In 1874, Syracuse offered the nation’s first bachelor of fine arts degree. The school continued to grow until World War I when 1,000 students were drafted and overall enrollment fell more than 30 percent.

The Great Depression meant a 10-percent salary cut for professors as well the elimination of the school’s 20-year-old college of agriculture, the only private agricultural school in the country. Just before World War II, the enrollment soared from 5,600 to 16,000. With the construction of more than 20 new buildings, the school’s assets rose to $200 million from $15 million. By 1946 Syracuse welcomed 9,664 returning veterans, tripling the school’s enrollment. Today, enrollment is more than 18,000 full-time undergraduate and graduate students.
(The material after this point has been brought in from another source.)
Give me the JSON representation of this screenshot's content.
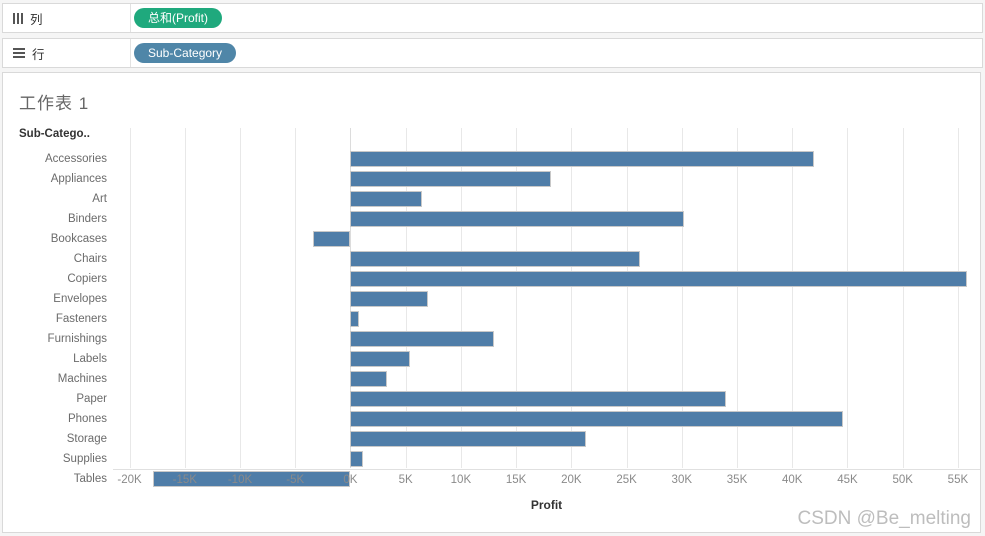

The institution has a host of famous grads. The College of Arts and Sciences counts writers Joyce Carol Oates, William Safire and Stephen Crane as alumni. Among prominent physicists, Rubin Braunstein, co-inventor of the light-emitting diode, is a graduate, as are Joel Lebowitz of Rutgers, Harvey Scher of the Weizman Institute and Dongqi Li of Argonne National Lab. Mark Reed of Yale, a widely quoted source on nanoelectronics and molecular electronics, received his Ph.D. at Syracuse. George Campbell, who specialized in particle physics, is now president of Cooper Union College. Eileen Collins and F. Story Musgrave have achieved milestones as NASA astronauts. Collins was the first female to pilot and command the space shuttle. Musgrave went on six space flights, and worked outside the shuttle to repair the Hubble Space Telescope in 1993.

In sports, Syracuse has produced two of the premier running backs in football history: Jim Brown, who went on to National Football League stardom with the Cleveland Browns; and Ernie Davis, the first African-American to win the Heisman Trophy as the nation’s outstanding college football player in 1961. Since 1980, the Syracuse football team has played in the Carrier Dome, the fifth-largest domed stadium in the U.S., and the first constructed in the Northeast region.

With its innovative roof of fiberglass fabric, the dome dominating the Syracuse skyline could serve to symbolize the university’s commitment to science and technology leadership.